Selanjutnya, Eddy menjelaskan sejumlah perubahan dalam RKUHP yang meliputi 14 isu krusial. Sementara untuk RUU PAS siap dibawa ke rapat paripurna untuk disahkan menjadi undang-undang karena tidak ada perubahan.

"Komisi III DPR RI menerima naskah RUU tentang KUHP dan RUU tentang Pemasyarakatan yang telah disempurnakan," kata Wakil Ketua Komisi III DPR RI Pangeran Khairul Saleh.

Dalam rapat kerja ini, tidak ada sesi tanya jawab antara anggota Komisi III DPR RI dengan Wamenkumham.

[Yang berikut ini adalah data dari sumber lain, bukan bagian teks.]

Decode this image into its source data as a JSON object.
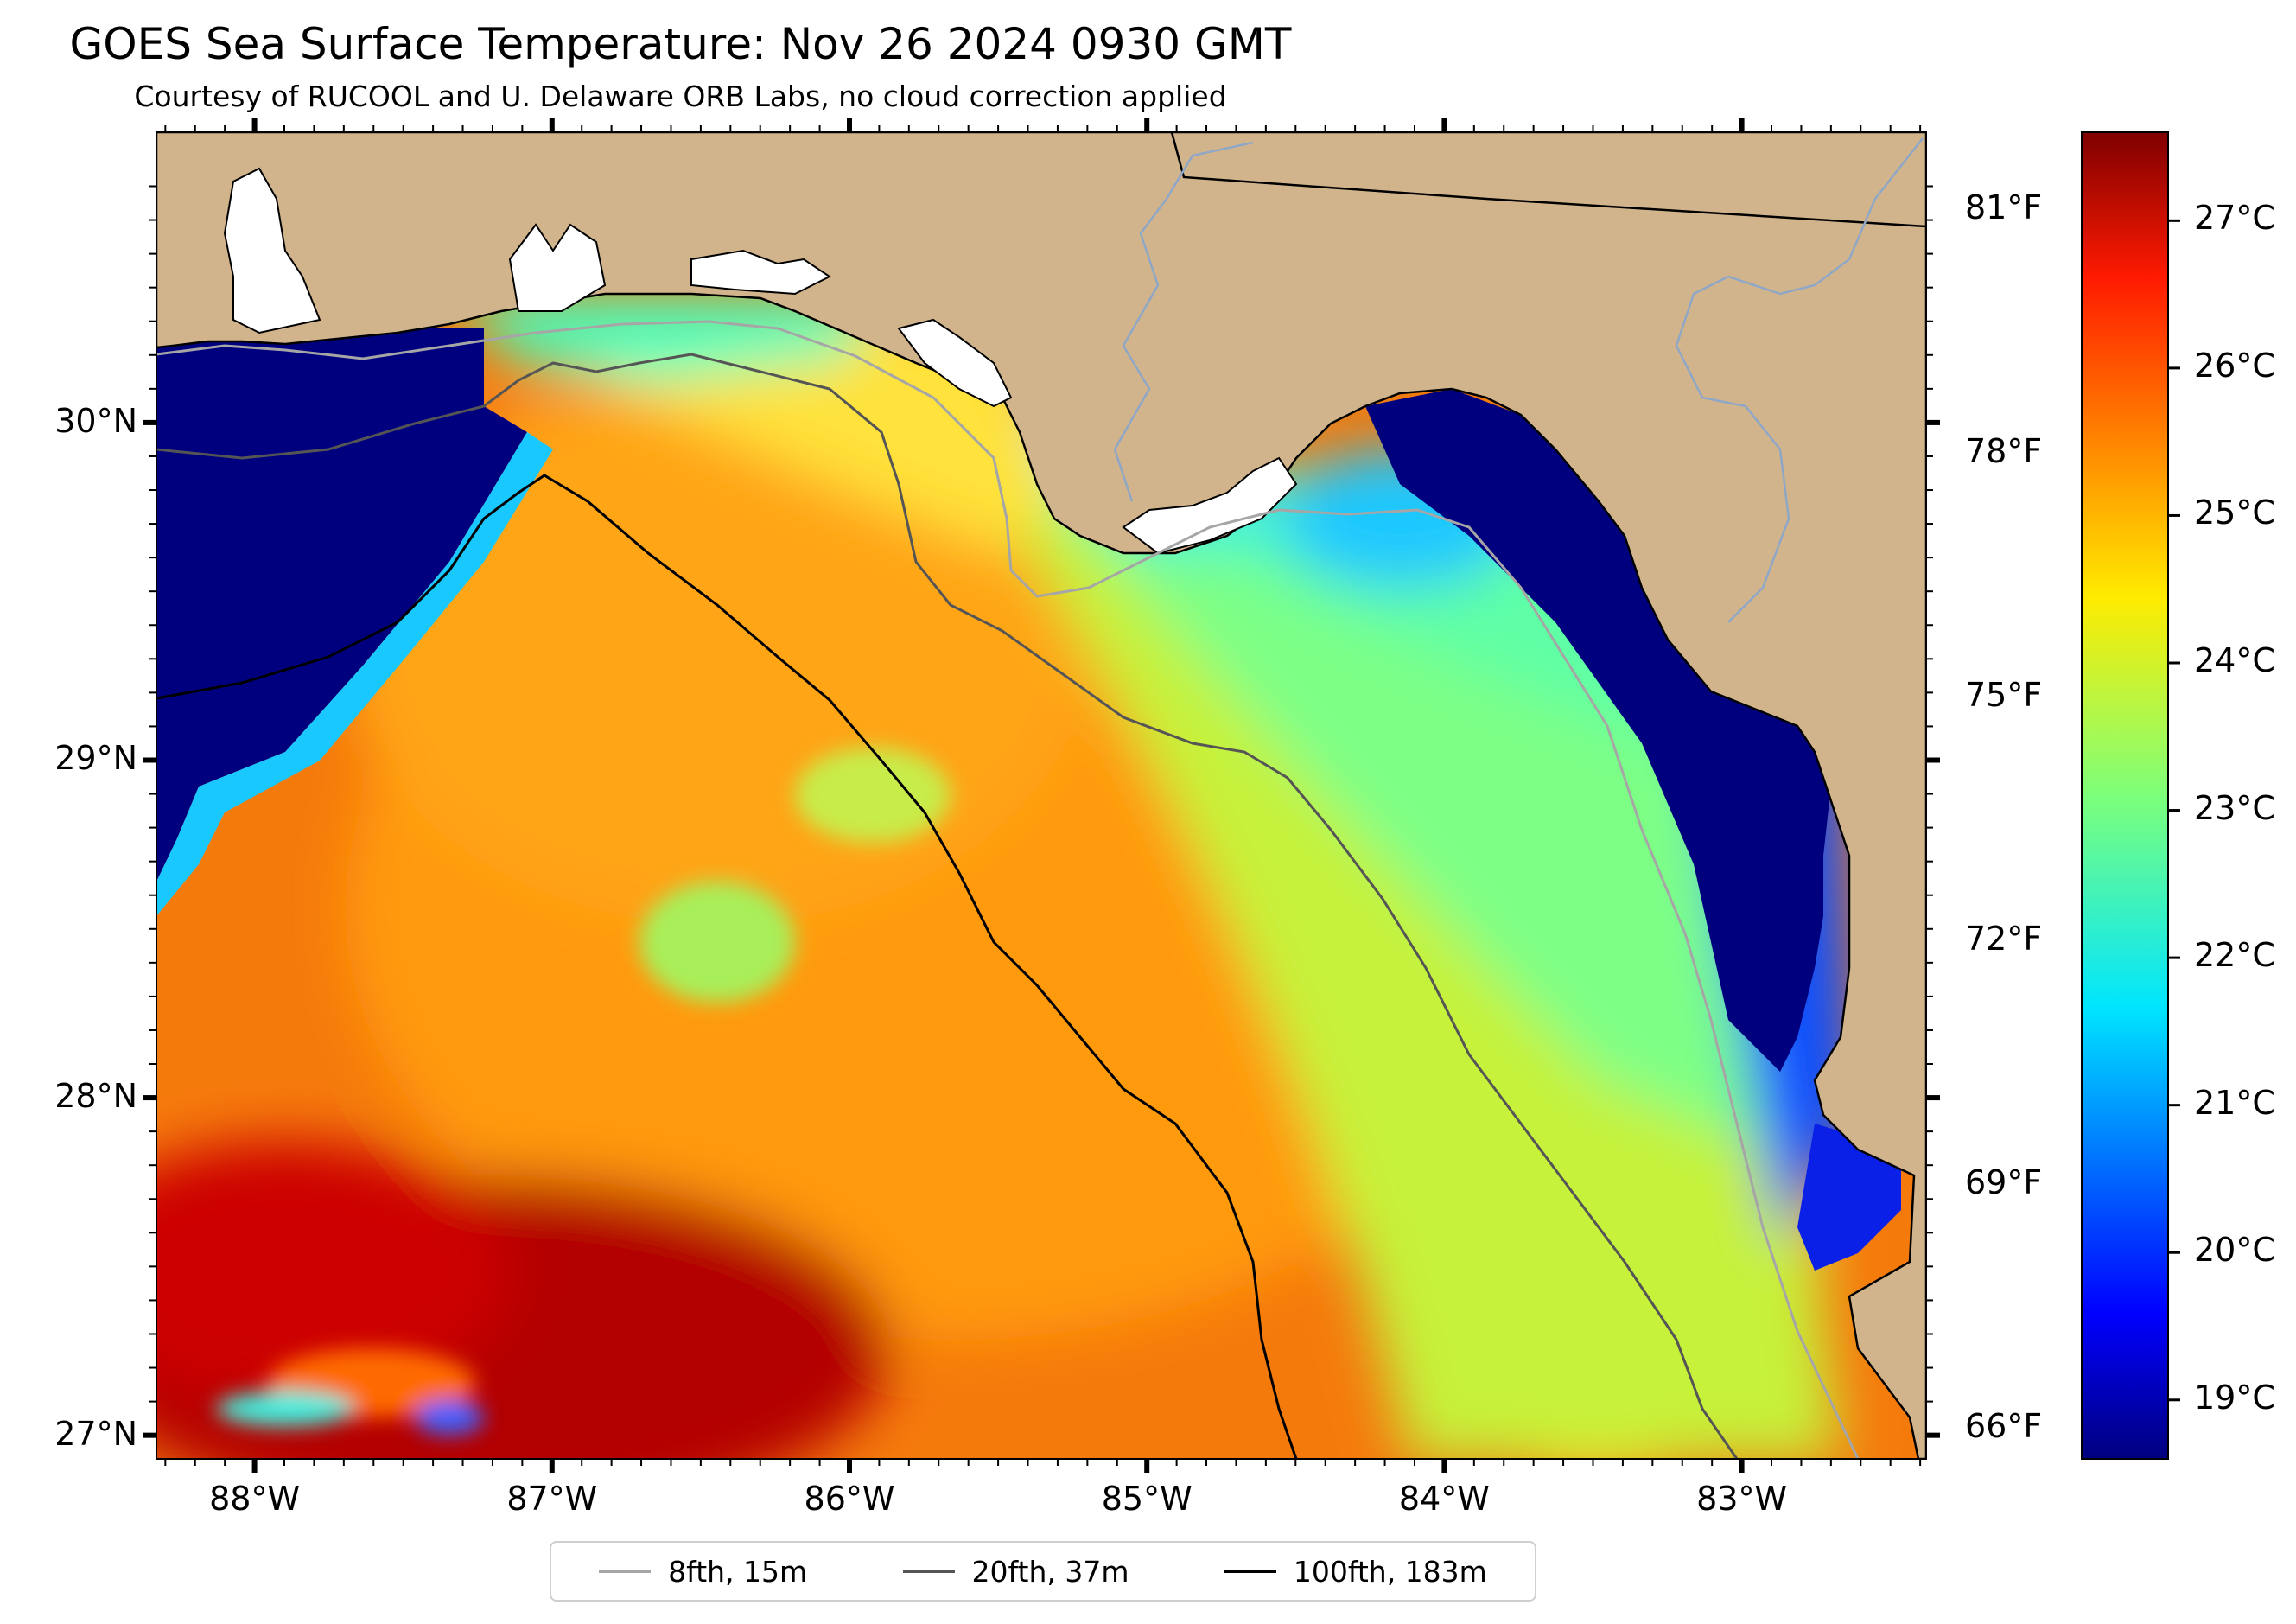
{
  "title": "GOES Sea Surface Temperature: Nov 26 2024 0930 GMT",
  "subtitle": "Courtesy of RUCOOL and U. Delaware ORB Labs, no cloud correction applied",
  "map": {
    "lon_range": [
      -88.33,
      -82.38
    ],
    "lat_range": [
      26.93,
      30.86
    ],
    "lon_ticks": [
      "88°W",
      "87°W",
      "86°W",
      "85°W",
      "84°W",
      "83°W"
    ],
    "lat_ticks": [
      "30°N",
      "29°N",
      "28°N",
      "27°N"
    ],
    "fahrenheit_ticks": [
      "81°F",
      "78°F",
      "75°F",
      "72°F",
      "69°F",
      "66°F"
    ],
    "land_color": "#d2b48c",
    "colormap": "jet"
  },
  "colorbar": {
    "range_c": [
      18.6,
      27.6
    ],
    "labels": [
      "27°C",
      "26°C",
      "25°C",
      "24°C",
      "23°C",
      "22°C",
      "21°C",
      "20°C",
      "19°C"
    ]
  },
  "legend": {
    "items": [
      {
        "label": "8fth, 15m",
        "color": "#a6a6a6"
      },
      {
        "label": "20fth, 37m",
        "color": "#555555"
      },
      {
        "label": "100fth, 183m",
        "color": "#000000"
      }
    ]
  }
}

Dua draf RUU yang baru diserahkan akan dibahas lebih lanjut oleh masing-masing fraksi.

"Dalam draf tentang KUHP dan RUU tentang Pemasyarakatan yang telah disempurnakan akan kami sampaikan kepada seluruh anggota Komisi III untuk dapat dibahas dengan masing-masing pimpinan fraksinya. Untuk itu pada rapat hari ini tidak membuka sesi tanya jawab," kata Pangeran.

Selanjutnya, Komisi III DPR RI menggelar rapat internal untuk membahas draf terbaru RKUHP. Belum diketahui, apakah RKUHP akan disahkan menjadi undang-undang pada rapat paripurna penutupan masa sidang besok Kamis (7/7).